El pasado primero de marzo de 2021 entró en vigencia el Decreto 216, que dio vida al Estatuto Temporal de Protección para Migrantes Venezolanos, la política de regularización migratoria más audaz de la última década en la región. Un instrumento que llega a su tercer año con más de 2.004.503 Permisos por Protección Temporal (PPT) autorizados, documento de identidad de la población venezolana en Colombia, de los cuales 1.868.264 ya han sido entregados a sus beneficiarios.

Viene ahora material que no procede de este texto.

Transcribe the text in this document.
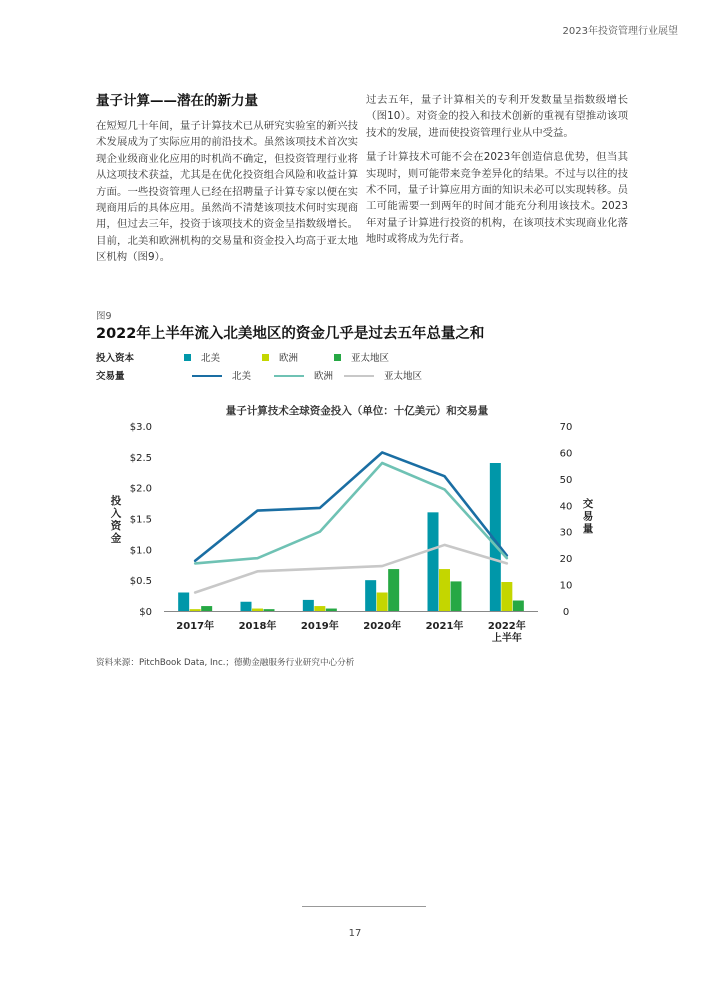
2023年投资管理行业展望
量子计算——潜在的新力量

在短短几十年间，量子计算技术已从研究实验室的新兴技术发展成为了实际应用的前沿技术。虽然该项技术首次实现企业级商业化应用的时机尚不确定，但投资管理行业将从这项技术获益，尤其是在优化投资组合风险和收益计算方面。一些投资管理人已经在招聘量子计算专家以便在实现商用后的具体应用。虽然尚不清楚该项技术何时实现商用，但过去三年，投资于该项技术的资金呈指数级增长。目前，北美和欧洲机构的交易量和资金投入均高于亚太地区机构（图9）。

过去五年，量子计算相关的专利开发数量呈指数级增长（图10）。对资金的投入和技术创新的重视有望推动该项技术的发展，进而使投资管理行业从中受益。

量子计算技术可能不会在2023年创造信息优势，但当其实现时，则可能带来竞争差异化的结果。不过与以往的技术不同，量子计算应用方面的知识未必可以实现转移。员工可能需要一到两年的时间才能充分利用该技术。2023年对量子计算进行投资的机构，在该项技术实现商业化落地时或将成为先行者。

图9
2022年上半年流入北美地区的资金几乎是过去五年总量之和
投入资本	北美	欧洲	亚太地区
交易量	北美	欧洲	亚太地区
量子计算技术全球资金投入（单位：十亿美元）和交易量
$3.0
$2.5
$2.0
$1.5
$1.0
$0.5
$0
70
60
50
40
30
20
10
0
投入资金
交易量
2017年 2018年 2019年 2020年 2021年 2022年上半年
资料来源：PitchBook Data, Inc.；德勤金融服务行业研究中心分析
17
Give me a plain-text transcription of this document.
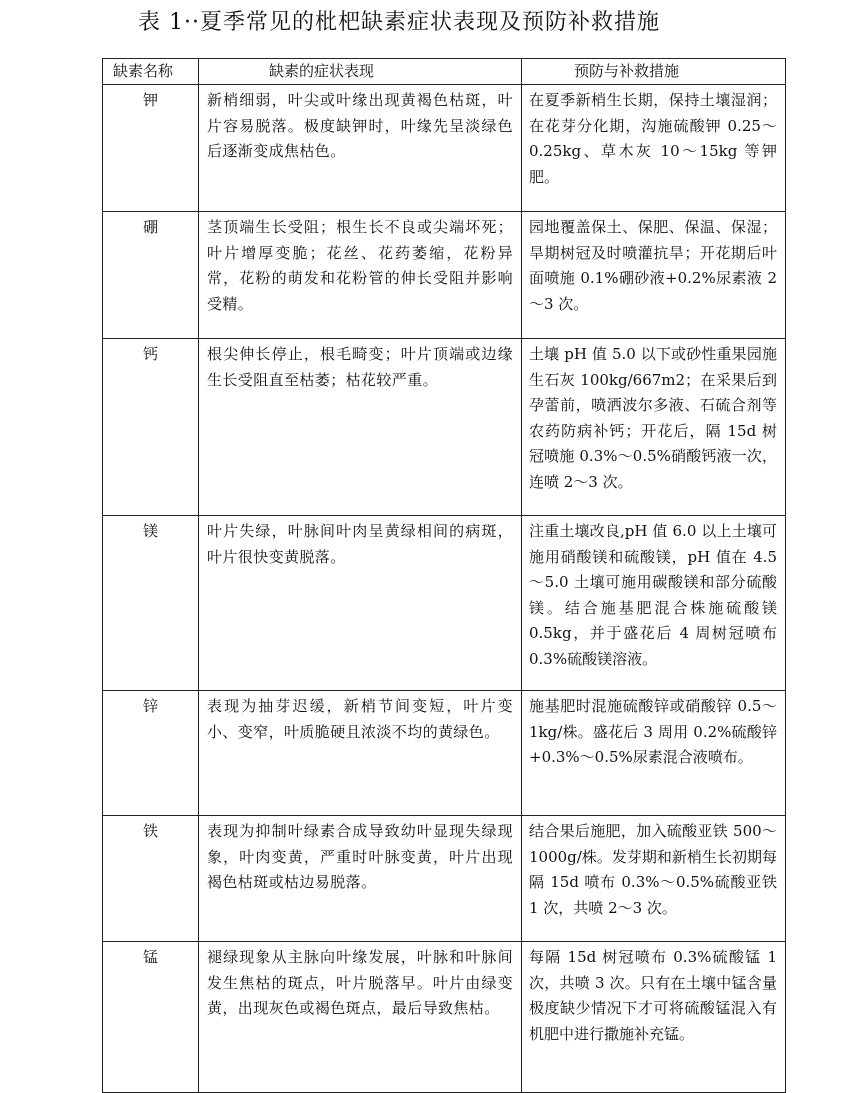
表 1··夏季常见的枇杷缺素症状表现及预防补救措施
缺素名称	缺素的症状表现	预防与补救措施
钾	新梢细弱，叶尖或叶缘出现黄褐色枯斑，叶片容易脱落。极度缺钾时，叶缘先呈淡绿色后逐渐变成焦枯色。	在夏季新梢生长期，保持土壤湿润；在花芽分化期，沟施硫酸钾 0.25～0.25kg、草木灰 10～15kg 等钾肥。
硼	茎顶端生长受阻；根生长不良或尖端坏死；叶片增厚变脆；花丝、花药萎缩，花粉异常，花粉的萌发和花粉管的伸长受阻并影响受精。	园地覆盖保土、保肥、保温、保湿；旱期树冠及时喷灌抗旱；开花期后叶面喷施 0.1%硼砂液+0.2%尿素液 2～3 次。
钙	根尖伸长停止，根毛畸变；叶片顶端或边缘生长受阻直至枯萎；枯花较严重。	土壤 pH 值 5.0 以下或砂性重果园施生石灰 100kg/667m2；在采果后到孕蕾前，喷洒波尔多液、石硫合剂等农药防病补钙；开花后，隔 15d 树冠喷施 0.3%～0.5%硝酸钙液一次，连喷 2～3 次。
镁	叶片失绿，叶脉间叶肉呈黄绿相间的病斑，叶片很快变黄脱落。	注重土壤改良,pH 值 6.0 以上土壤可施用硝酸镁和硫酸镁，pH 值在 4.5～5.0 土壤可施用碳酸镁和部分硫酸镁。结合施基肥混合株施硫酸镁 0.5kg，并于盛花后 4 周树冠喷布 0.3%硫酸镁溶液。
锌	表现为抽芽迟缓，新梢节间变短，叶片变小、变窄，叶质脆硬且浓淡不均的黄绿色。	施基肥时混施硫酸锌或硝酸锌 0.5～1kg/株。盛花后 3 周用 0.2%硫酸锌+0.3%～0.5%尿素混合液喷布。
铁	表现为抑制叶绿素合成导致幼叶显现失绿现象，叶肉变黄，严重时叶脉变黄，叶片出现褐色枯斑或枯边易脱落。	结合果后施肥，加入硫酸亚铁 500～1000g/株。发芽期和新梢生长初期每隔 15d 喷布 0.3%～0.5%硫酸亚铁 1 次，共喷 2～3 次。
锰	褪绿现象从主脉向叶缘发展，叶脉和叶脉间发生焦枯的斑点，叶片脱落早。叶片由绿变黄，出现灰色或褐色斑点，最后导致焦枯。	每隔 15d 树冠喷布 0.3%硫酸锰 1 次，共喷 3 次。只有在土壤中锰含量极度缺少情况下才可将硫酸锰混入有机肥中进行撒施补充锰。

Entre ese 1.868.264 de permisos se encuentra el de Miriam, Alexei y Karelys quienes desde hace aproximadamente ocho años salieron de su país natal Venezuela en busca de nuevas oportunidades, debido a la crisis que se vivía en ese momento.

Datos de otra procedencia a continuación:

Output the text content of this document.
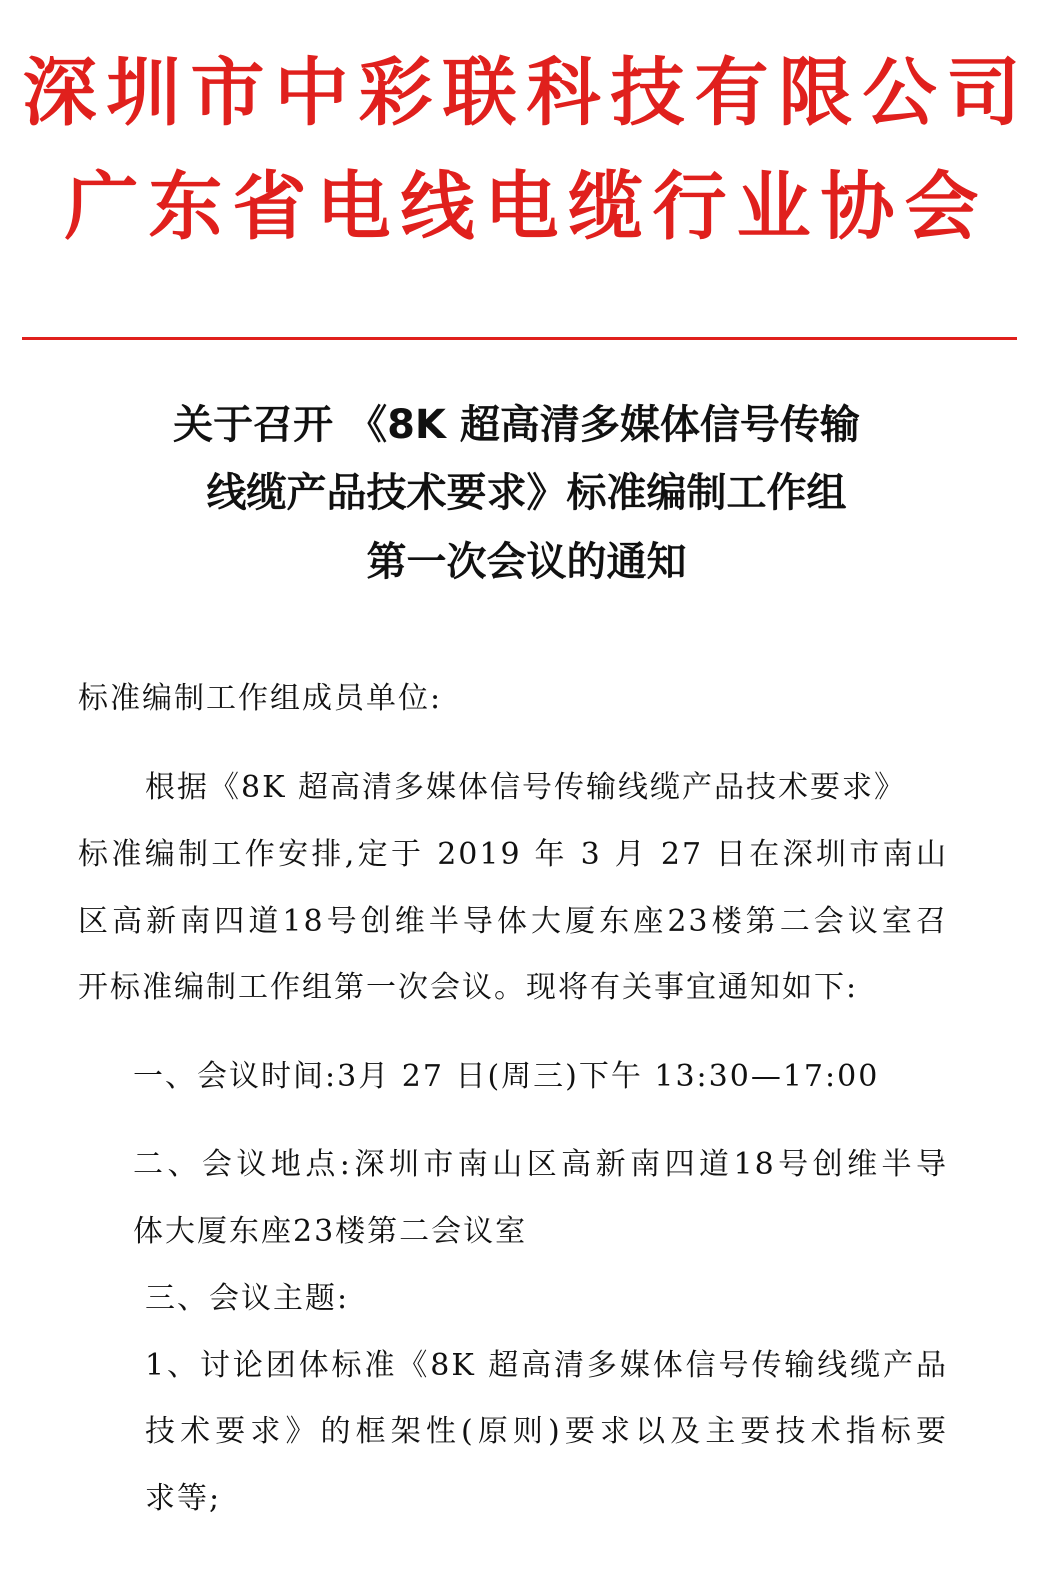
深圳市中彩联科技有限公司
广东省电线电缆行业协会
关于召开 《8K 超高清多媒体信号传输
线缆产品技术要求》标准编制工作组
第一次会议的通知
标准编制工作组成员单位:
根据《8K 超高清多媒体信号传输线缆产品技术要求》
标准编制工作安排,定于 2019 年 3 月 27 日在深圳市南山
区高新南四道18号创维半导体大厦东座23楼第二会议室召
开标准编制工作组第一次会议。现将有关事宜通知如下:
一、会议时间:3月 27 日(周三)下午 13:30—17:00
二、会议地点:深圳市南山区高新南四道18号创维半导
体大厦东座23楼第二会议室
三、会议主题:
1、讨论团体标准《8K 超高清多媒体信号传输线缆产品
技术要求》的框架性(原则)要求以及主要技术指标要
求等;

Para Miriam, Alexei y Karelys no fue fácil un día dejar todos atrás. Con apenas una maleta de ropa y miles de sueños e ilusiones partieron desde el estado Yaracuy, capital San Felipe, al norte de Caracas, en busca de una mejor vida y con la convicción de ayudar a sus familias que quedaban atrás.

Migrantes regularizados

De acuerdo con Ronal F. Rodríguez, vocero e investigador del Observatorio de Venezuela de la Facultad de Estudios Internacionales, Políticos y Urbanos de la Universidad del Rosario, el estatuto surgió en el contexto de la pandemia y se desarrolló desde una plataforma que presentó importantes fallas sobre todo en los tres primeros meses de implementación, la alta demanda de la población que quería regularizarse sobrepasó las capacidades de Migración Colombia, institución encargada de materializar la medida.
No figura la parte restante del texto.